Economic opportunity may have characterized the narrative on youth in the region until 2011, though such research has warned of consequences of youth entrapment in so-called “waithood.” The threat has become clear with youth involvement in Arab uprisings in some Arab countries and later with the increasing allure of terrorist groups in Syria and Iraq to youth worldwide with promises of easy life.

More recent international reports, as the US National Intelligence Council Global Trends report and the most recent UNDP Arab Human Development report, have highlighted these risks as major future challenges for the Middle East region. Lose of connection and empathy for the community resulting from challenges as delayed independence and lack of respect and appreciation of youth capabilities were seen as a major cause for youth radicalization.

In addition to creating economic opportunity, Engagement in all shapes and forms began to seem vital for maintaining stability and lowering risks of extremist violence. This meant that policy makers needed to identify with youth and to find ways to enrich their connection to society. The youth need to see that their ambitions and ideas have weight and that their capabilities are recognized and appreciated.

A majority of research projects and initiatives on youth in the region have focused on high-density Arab countries as Egypt. Data and studies on youth in the Gulf Cooperation Council states were less available.

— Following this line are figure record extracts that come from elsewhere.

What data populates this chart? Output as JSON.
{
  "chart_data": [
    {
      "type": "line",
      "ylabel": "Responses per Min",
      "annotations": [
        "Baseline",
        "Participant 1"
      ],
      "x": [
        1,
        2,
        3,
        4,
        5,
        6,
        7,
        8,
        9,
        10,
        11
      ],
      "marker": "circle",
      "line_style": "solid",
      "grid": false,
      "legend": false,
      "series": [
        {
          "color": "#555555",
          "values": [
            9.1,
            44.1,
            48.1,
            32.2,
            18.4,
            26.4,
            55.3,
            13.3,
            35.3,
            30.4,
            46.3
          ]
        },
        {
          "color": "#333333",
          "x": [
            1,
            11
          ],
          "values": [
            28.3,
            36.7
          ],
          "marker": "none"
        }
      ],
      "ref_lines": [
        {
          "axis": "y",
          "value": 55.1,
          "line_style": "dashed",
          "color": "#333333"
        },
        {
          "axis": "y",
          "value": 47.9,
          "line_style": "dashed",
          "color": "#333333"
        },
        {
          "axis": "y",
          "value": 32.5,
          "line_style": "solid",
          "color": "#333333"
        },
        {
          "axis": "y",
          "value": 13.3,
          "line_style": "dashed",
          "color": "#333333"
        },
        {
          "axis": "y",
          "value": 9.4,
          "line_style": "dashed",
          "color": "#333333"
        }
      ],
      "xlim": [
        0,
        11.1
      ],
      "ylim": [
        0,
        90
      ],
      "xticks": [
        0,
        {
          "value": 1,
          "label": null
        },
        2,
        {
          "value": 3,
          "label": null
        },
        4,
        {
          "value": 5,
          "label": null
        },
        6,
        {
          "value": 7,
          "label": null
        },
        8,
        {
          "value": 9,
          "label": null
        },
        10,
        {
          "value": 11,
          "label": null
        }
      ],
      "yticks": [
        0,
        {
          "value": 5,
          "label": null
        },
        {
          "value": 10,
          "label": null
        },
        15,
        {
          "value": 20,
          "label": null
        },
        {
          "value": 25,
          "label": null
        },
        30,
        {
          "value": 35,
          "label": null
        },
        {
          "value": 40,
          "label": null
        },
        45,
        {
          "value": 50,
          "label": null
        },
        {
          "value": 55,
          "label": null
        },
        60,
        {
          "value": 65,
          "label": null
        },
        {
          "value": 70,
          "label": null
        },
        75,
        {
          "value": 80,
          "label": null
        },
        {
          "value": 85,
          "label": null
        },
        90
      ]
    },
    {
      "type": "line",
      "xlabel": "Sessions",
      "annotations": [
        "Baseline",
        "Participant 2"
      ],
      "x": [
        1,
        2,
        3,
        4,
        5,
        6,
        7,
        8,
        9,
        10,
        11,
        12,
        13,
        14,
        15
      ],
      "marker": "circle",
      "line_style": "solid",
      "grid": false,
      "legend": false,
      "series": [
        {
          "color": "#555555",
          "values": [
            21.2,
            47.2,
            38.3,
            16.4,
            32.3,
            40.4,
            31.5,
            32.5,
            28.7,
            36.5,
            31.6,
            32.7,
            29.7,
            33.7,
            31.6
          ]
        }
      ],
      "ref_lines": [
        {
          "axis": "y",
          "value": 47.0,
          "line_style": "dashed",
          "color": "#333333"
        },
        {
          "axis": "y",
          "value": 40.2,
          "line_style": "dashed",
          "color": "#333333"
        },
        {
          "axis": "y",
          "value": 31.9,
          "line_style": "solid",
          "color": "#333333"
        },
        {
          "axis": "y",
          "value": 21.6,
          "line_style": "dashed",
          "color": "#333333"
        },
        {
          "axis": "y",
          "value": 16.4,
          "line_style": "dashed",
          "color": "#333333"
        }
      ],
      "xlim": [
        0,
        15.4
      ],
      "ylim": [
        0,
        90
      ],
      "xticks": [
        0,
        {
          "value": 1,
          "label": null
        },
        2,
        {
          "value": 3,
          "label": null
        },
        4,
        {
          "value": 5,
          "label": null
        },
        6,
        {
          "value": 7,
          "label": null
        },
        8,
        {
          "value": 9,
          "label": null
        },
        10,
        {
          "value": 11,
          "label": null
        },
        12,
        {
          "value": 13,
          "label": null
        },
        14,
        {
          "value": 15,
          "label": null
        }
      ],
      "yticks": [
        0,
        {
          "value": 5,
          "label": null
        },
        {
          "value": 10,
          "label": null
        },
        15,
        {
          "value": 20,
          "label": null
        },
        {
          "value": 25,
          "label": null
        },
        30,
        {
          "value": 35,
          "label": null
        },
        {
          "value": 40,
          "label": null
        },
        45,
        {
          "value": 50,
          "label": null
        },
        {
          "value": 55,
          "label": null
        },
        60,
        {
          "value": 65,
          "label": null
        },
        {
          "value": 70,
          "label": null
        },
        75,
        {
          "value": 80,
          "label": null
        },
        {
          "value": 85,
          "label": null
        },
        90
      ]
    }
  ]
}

The generalizations on youth in the region did not always apply to youth in Gulf states that have grown in different settings. The difference was made clear by the Arab uprisings in 2011. The ripple did not hit Gulf states as hard as it did Egypt or Libya. This has also made clear that there was a major gap in knowledge on youth dynamics in the region.

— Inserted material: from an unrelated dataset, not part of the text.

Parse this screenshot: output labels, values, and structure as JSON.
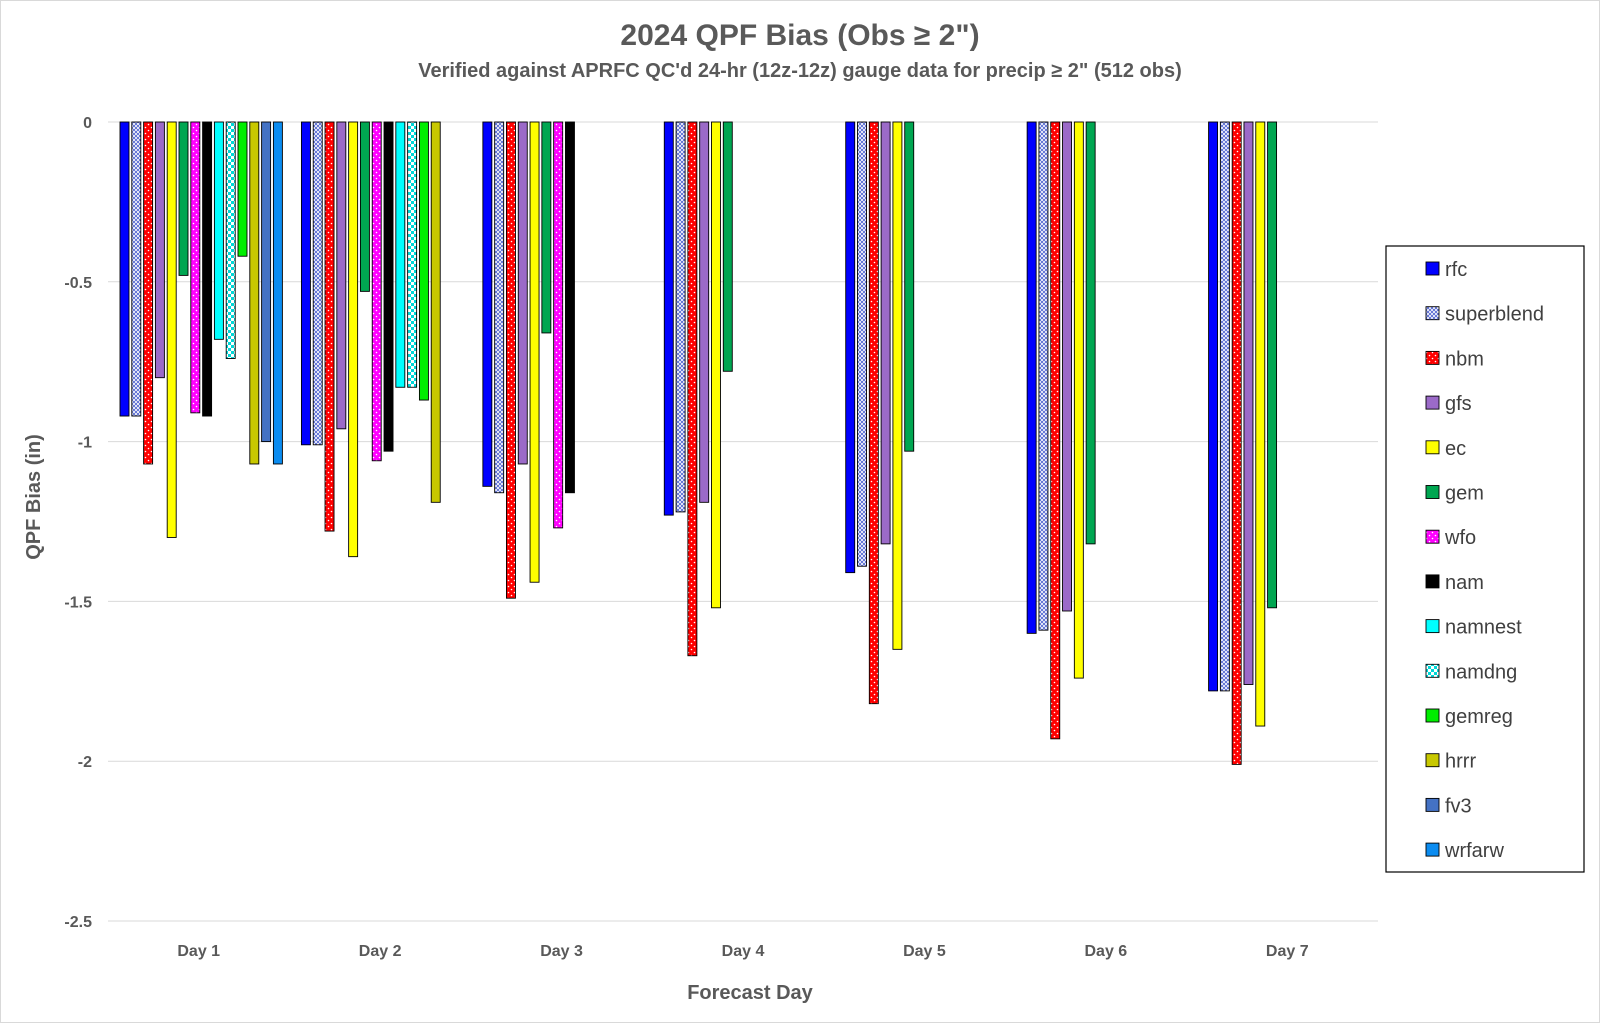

Still, the idea of engagement remained relevant in the Gulf states for many different reasons. The economic shift away from oil has brought more attention to youth as major players in bringing about transformation. There has been an evident increase in interest in youth policy making and youth data. Policy research entities in the region have not yet caught up with this new direction.

Worldwide, studies that look at youth as participants in society that may have impact on policy-making have been slowly emerging with the growth of examples where youth lead and make positive impact. More policy labs are being established around the world to tackle various policy questions on youth. These new efforts will continue to be oblivious to the intricacies of youth dynamics in the gulf if policy researchers in the region do not increase their contribution to youth policy research.